Analyzing how typefaces change their tone of voice across their weights, and how certain properties (robust, elegant, sturdy) are automatically assigned to certain stroke widths, he devised a weight system that incorporates a transition from rigid to smooth.
Bringing together so many parameters in a cohesive concept, Alda seems like the perfect Type & Media project, which is where its design was first conceived. In his documentation booklet, Berton talks about the desire of learning “as much as possible” in the one-year master course, and therefore assigned himself this very intensive graduation project.
The bold extreme of Alda was drawn with the properties of the broad-nib pen in mind, giving it a strength and sturdiness, characterized by angular joints and heavy serifs. Hasebe refers to this style as having the tension of bent metal, which is easy to see.
The light weight, however, as is especially evident in the italic, is very fluid, referencing the tension of a rubber band. The elegant, refined appearance comes from the underlying construction derived from writing with a pointed nib.

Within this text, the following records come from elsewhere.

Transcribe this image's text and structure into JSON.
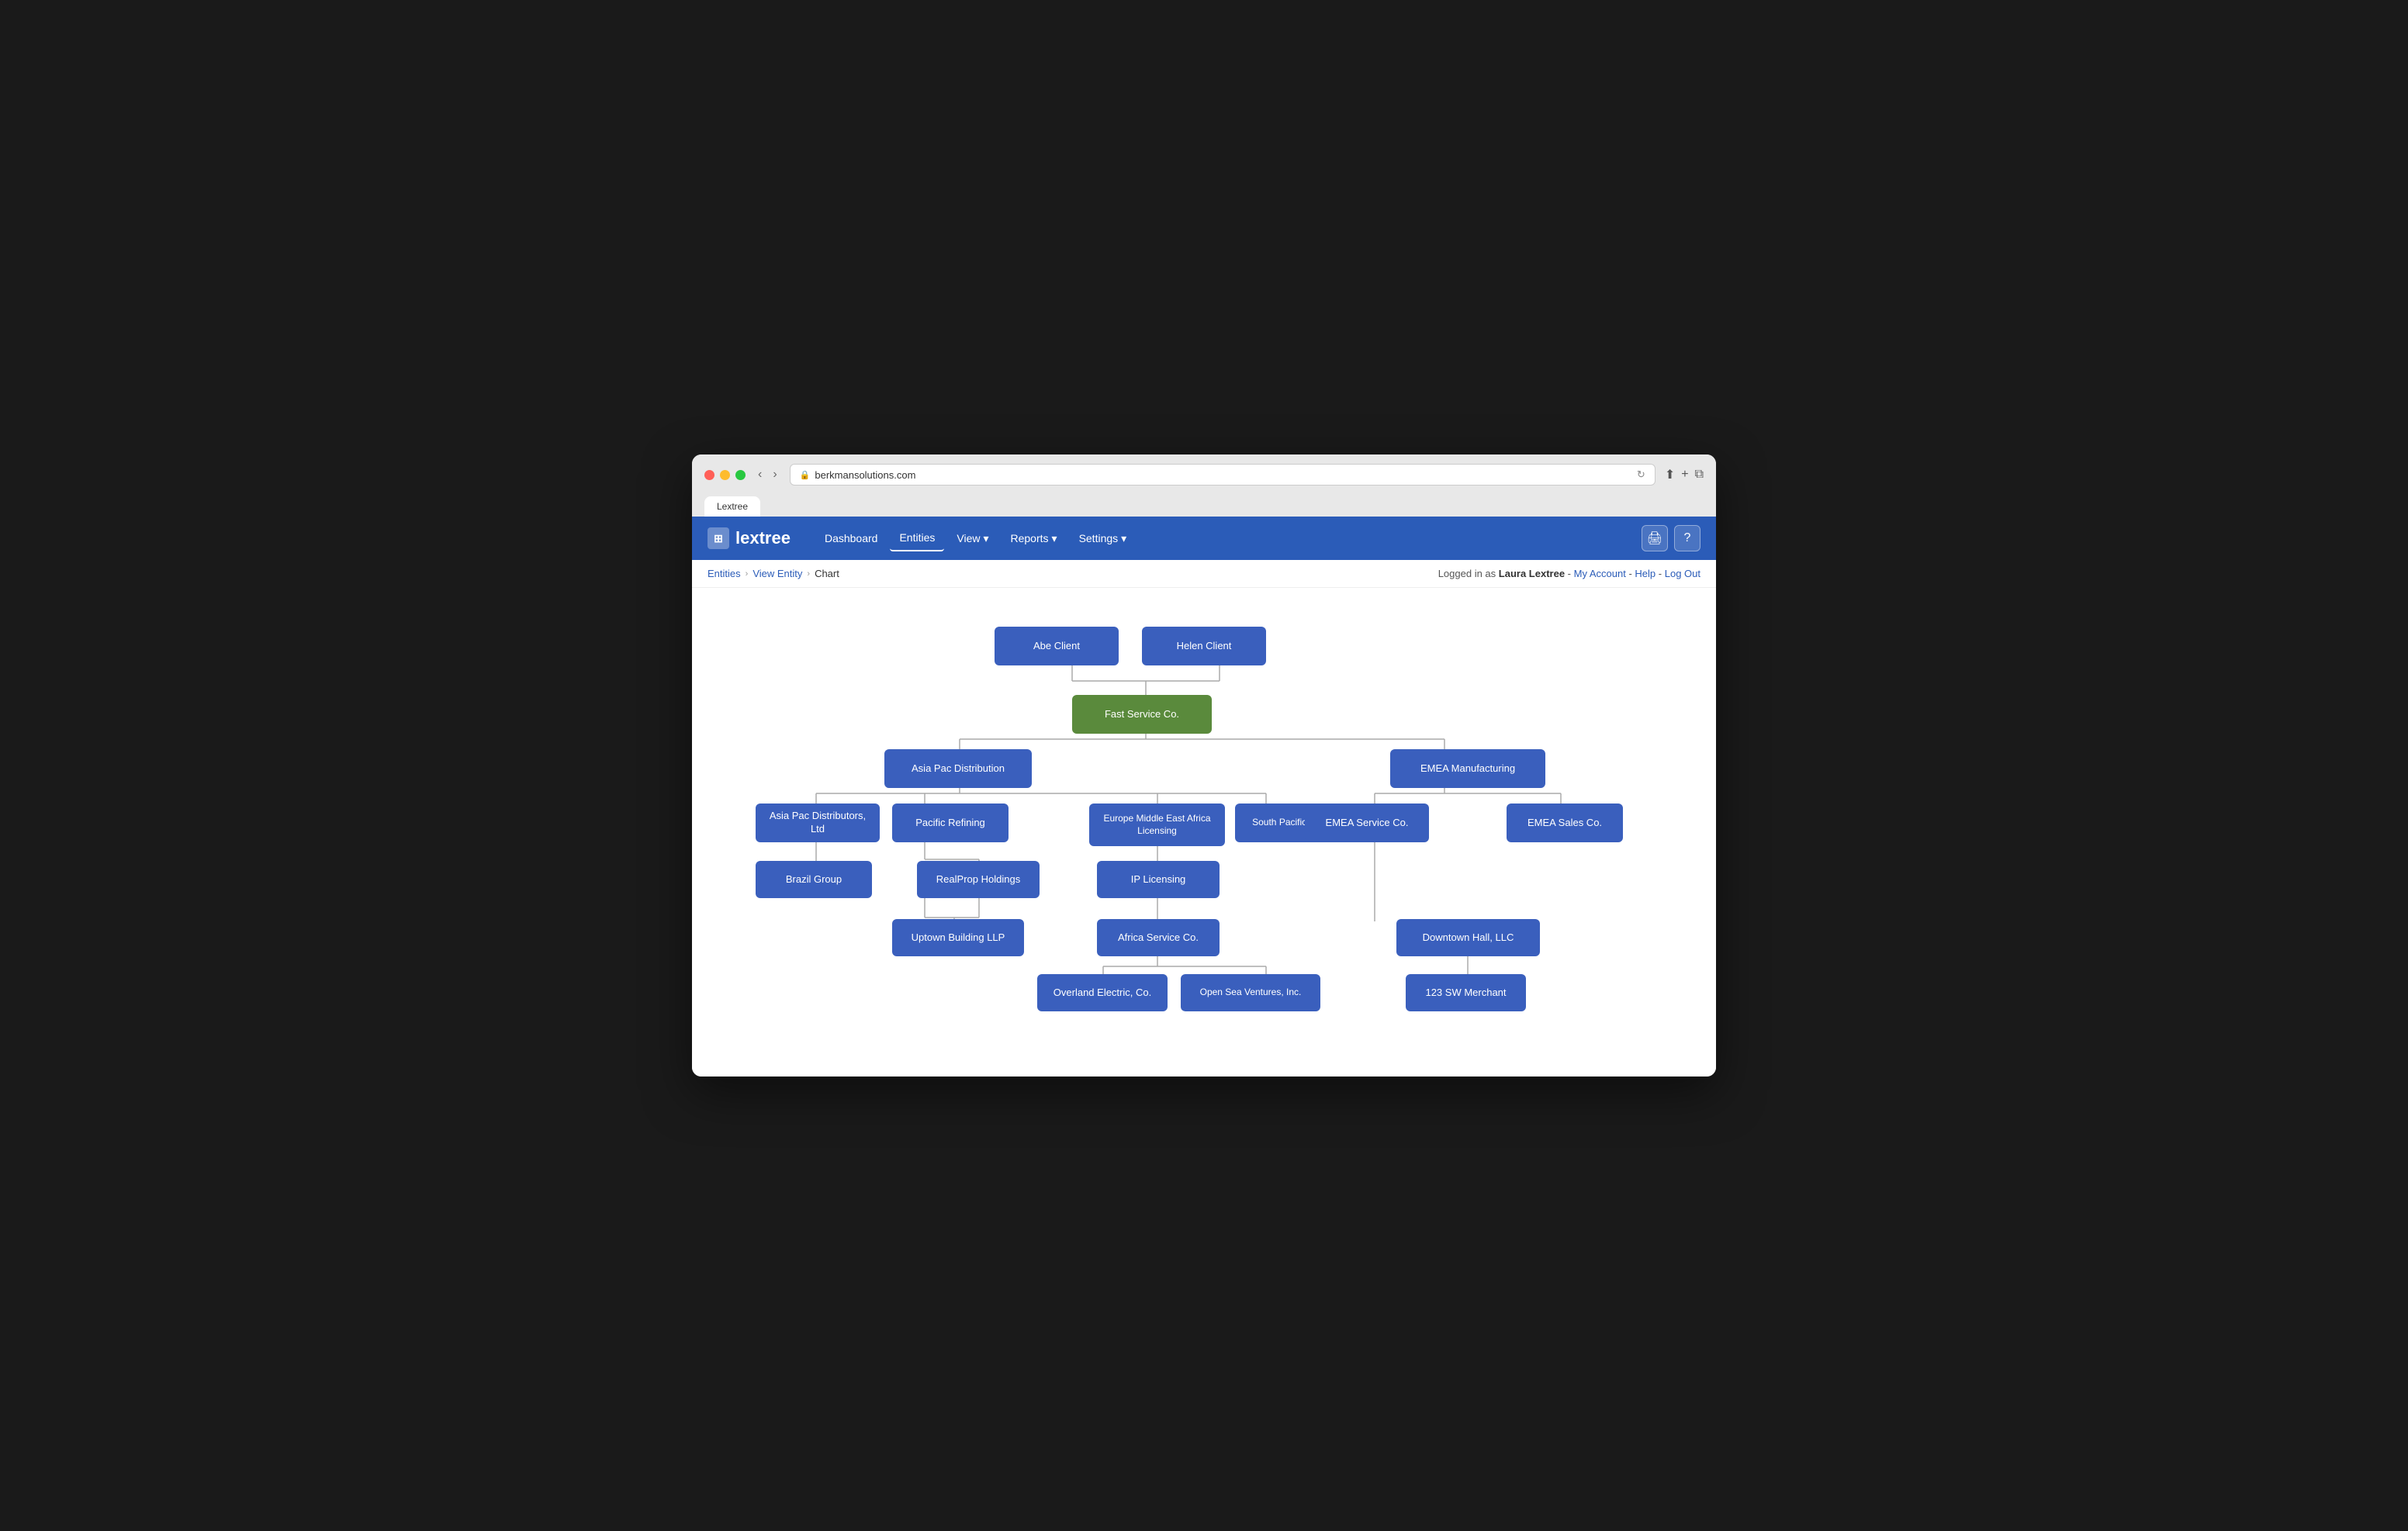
{
  "browser": {
    "url": "berkmansolutions.com",
    "tab_title": "Lextree"
  },
  "app": {
    "logo_text": "lextree",
    "nav": {
      "items": [
        {
          "label": "Dashboard",
          "active": false
        },
        {
          "label": "Entities",
          "active": true
        },
        {
          "label": "View",
          "active": false,
          "has_arrow": true
        },
        {
          "label": "Reports",
          "active": false,
          "has_arrow": true
        },
        {
          "label": "Settings",
          "active": false,
          "has_arrow": true
        }
      ]
    },
    "header_buttons": [
      "🖨",
      "?"
    ]
  },
  "breadcrumb": {
    "items": [
      "Entities",
      "View Entity",
      "Chart"
    ],
    "user_text": "Logged in as ",
    "user_name": "Laura Lextree",
    "links": [
      "My Account",
      "Help",
      "Log Out"
    ]
  },
  "chart": {
    "nodes": [
      {
        "id": "abe",
        "label": "Abe Client",
        "type": "blue"
      },
      {
        "id": "helen",
        "label": "Helen Client",
        "type": "blue"
      },
      {
        "id": "fast",
        "label": "Fast Service Co.",
        "type": "green"
      },
      {
        "id": "asia_pac",
        "label": "Asia Pac Distribution",
        "type": "blue"
      },
      {
        "id": "emea_mfg",
        "label": "EMEA Manufacturing",
        "type": "blue"
      },
      {
        "id": "asia_pac_dist",
        "label": "Asia Pac Distributors, Ltd",
        "type": "blue"
      },
      {
        "id": "pacific",
        "label": "Pacific Refining",
        "type": "blue"
      },
      {
        "id": "emea_lic",
        "label": "Europe Middle East Africa Licensing",
        "type": "blue"
      },
      {
        "id": "south_pac",
        "label": "South Pacific Metals Co.",
        "type": "blue"
      },
      {
        "id": "emea_svc",
        "label": "EMEA Service Co.",
        "type": "blue"
      },
      {
        "id": "emea_sales",
        "label": "EMEA Sales Co.",
        "type": "blue"
      },
      {
        "id": "brazil",
        "label": "Brazil Group",
        "type": "blue"
      },
      {
        "id": "realprop",
        "label": "RealProp Holdings",
        "type": "blue"
      },
      {
        "id": "ip_lic",
        "label": "IP Licensing",
        "type": "blue"
      },
      {
        "id": "uptown",
        "label": "Uptown Building LLP",
        "type": "blue"
      },
      {
        "id": "africa",
        "label": "Africa Service Co.",
        "type": "blue"
      },
      {
        "id": "downtown",
        "label": "Downtown Hall, LLC",
        "type": "blue"
      },
      {
        "id": "overland",
        "label": "Overland Electric, Co.",
        "type": "blue"
      },
      {
        "id": "open_sea",
        "label": "Open Sea Ventures, Inc.",
        "type": "blue"
      },
      {
        "id": "sw_merchant",
        "label": "123 SW Merchant",
        "type": "blue"
      }
    ]
  }
}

The regular style presents a middle weight between the two extremes, and – refreshingly – was not simply interpolated. Instead, it borrows features from either of the two extremes and tones them down just enough to make for an excellent type to be used in running text. The light and heavy weights clearly have their strengths in display settings, but I can also see them used in conjunction with the regular weight. Of course, Alda has everything you need in a modern text typeface, like different figure styles, ligatures and small caps. With this set of features, I see Alda performing outstandingly in the fields of advertising and publication design, especially magazines.